Six months, 37 drafts, pages saturated with her favorite authors’ words: While most seniors were trudging through college essays, Vandana Ravi was having a blast.
“Move over, Hamilton,” she joked. “I can write essays.”
Such dedication is a hallmark of Ravi’s writing process, which has evolved alongside her literary tastes. Over the years, she has moved from “karaoke writing” imitating canonical authors to poetic, philosophical and psychological explorations influenced by contemporary authors of color.
Ravi’s first forays into literature began with Henry James and Jane Austen.
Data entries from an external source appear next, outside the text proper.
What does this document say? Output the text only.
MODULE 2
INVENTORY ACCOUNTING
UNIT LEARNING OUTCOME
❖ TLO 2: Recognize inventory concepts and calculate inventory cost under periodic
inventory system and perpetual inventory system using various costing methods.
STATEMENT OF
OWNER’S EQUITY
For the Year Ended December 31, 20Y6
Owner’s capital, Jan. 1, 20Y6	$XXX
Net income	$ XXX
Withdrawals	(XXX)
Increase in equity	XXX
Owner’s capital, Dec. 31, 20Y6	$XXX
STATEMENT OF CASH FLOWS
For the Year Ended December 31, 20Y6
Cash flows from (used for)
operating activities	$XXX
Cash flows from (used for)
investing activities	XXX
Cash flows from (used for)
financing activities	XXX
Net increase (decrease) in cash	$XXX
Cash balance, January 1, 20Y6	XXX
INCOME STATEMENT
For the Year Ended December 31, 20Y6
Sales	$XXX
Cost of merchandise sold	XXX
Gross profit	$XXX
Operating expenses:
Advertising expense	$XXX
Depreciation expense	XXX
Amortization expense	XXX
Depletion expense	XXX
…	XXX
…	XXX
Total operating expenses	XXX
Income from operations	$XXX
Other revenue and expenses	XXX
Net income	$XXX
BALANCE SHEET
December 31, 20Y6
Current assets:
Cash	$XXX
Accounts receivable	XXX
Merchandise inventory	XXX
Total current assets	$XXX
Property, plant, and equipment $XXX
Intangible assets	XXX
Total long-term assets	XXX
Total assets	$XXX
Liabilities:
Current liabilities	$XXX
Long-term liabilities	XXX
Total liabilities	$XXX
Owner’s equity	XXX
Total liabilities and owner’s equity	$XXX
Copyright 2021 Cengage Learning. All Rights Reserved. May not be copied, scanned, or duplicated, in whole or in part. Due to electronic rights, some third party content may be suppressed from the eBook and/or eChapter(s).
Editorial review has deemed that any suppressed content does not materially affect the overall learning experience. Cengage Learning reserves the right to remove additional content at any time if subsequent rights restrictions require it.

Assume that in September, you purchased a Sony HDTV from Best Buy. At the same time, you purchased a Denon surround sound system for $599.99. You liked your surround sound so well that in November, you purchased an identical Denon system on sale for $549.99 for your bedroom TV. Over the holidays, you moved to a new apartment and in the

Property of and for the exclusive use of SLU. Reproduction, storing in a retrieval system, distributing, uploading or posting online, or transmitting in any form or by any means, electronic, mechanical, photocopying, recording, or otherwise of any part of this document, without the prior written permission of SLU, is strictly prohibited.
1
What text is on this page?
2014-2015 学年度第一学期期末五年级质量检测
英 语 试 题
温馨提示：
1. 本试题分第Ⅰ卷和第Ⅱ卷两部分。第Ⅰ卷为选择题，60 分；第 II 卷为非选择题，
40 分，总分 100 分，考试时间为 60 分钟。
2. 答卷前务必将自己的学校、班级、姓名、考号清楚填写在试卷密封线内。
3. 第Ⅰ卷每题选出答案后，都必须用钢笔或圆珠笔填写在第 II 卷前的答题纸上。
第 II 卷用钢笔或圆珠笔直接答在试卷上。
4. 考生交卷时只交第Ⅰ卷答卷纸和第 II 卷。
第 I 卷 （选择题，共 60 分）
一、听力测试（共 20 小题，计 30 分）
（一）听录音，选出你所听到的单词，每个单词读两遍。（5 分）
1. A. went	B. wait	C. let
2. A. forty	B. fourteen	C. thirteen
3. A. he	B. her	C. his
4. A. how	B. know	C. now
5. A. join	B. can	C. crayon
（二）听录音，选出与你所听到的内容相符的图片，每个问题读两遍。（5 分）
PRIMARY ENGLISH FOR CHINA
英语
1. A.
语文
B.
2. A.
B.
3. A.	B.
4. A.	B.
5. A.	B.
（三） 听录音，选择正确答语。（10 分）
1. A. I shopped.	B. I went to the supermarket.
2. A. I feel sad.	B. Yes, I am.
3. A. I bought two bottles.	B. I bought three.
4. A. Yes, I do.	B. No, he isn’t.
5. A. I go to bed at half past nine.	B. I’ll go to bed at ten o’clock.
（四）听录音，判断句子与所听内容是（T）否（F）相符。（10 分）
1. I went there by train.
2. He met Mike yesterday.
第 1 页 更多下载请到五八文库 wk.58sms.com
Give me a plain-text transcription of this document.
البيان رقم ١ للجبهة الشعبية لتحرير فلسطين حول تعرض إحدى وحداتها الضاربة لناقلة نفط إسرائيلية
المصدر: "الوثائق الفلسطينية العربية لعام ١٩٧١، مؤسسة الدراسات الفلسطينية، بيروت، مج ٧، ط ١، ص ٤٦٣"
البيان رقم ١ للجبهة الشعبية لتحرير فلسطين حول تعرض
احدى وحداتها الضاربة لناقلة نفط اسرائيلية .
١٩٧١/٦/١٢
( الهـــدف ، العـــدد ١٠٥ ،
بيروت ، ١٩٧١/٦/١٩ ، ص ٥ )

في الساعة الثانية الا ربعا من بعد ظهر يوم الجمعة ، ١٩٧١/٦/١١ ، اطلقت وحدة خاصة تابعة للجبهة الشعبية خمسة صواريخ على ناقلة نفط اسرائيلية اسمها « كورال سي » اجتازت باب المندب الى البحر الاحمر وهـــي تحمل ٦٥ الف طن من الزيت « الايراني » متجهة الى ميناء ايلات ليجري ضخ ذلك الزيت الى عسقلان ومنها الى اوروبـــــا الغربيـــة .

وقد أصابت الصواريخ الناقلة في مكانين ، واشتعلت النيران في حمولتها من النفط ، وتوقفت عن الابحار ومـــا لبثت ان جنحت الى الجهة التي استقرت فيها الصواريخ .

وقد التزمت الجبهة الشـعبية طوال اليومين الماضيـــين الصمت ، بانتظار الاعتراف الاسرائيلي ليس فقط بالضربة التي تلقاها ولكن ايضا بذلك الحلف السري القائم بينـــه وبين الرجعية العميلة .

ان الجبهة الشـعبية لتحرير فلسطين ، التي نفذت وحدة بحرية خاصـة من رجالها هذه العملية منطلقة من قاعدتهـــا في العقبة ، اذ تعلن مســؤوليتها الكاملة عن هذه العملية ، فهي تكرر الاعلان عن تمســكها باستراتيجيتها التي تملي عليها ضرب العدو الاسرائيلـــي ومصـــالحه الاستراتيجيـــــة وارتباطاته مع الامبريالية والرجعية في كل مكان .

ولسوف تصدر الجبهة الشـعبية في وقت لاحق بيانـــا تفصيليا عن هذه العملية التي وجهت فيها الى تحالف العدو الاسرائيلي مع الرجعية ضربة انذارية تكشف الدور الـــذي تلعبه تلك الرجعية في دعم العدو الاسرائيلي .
Since middle school, however, she’s been drawn to experimental poetry and prose from writers like Korean American poet Franny Choi.
Work like Choi’s filters into Ravi’s writing: In a sophomore-year Advanced Authentic Research project, she explored how Jane Austen’s literary techniques connect to evolving understandings of empathy in cognitive science. Drawn to activist writing, she’s worked with organizations like the Palo Alto Humane Society. While often abstract, her work is still rooted in her environment.
“I wanted to name what feels wrong about the ways that we assign value to human life in (Silicon Valley’s) culture and the ways that we decide what is worth fighting for and what isn’t,” she said.
Ravi also appreciates literary collaboration, quoting others liberally in her essays. She’s worked with mentorship organizations connecting young poets to mentors, and, over the years, cold-emailed dozens of authors and poets she admires for online meetings.
“When I love someone’s writing, I will jump off a bridge for them,” she said. “So when I’m on the page, I’m not there alone — I’m there with so many people that I love.”
With Scholastic Writing Award medals and a published book under her belt, Ravi will attend a liberal arts college this fall to study neuroscience and English.
“I want to learn the language of the academy and learn that exclusive language, and then know how it works so that I can subvert it,” she said. “I want to be someone who knows the language, but then uses it the way it’s not supposed to be.”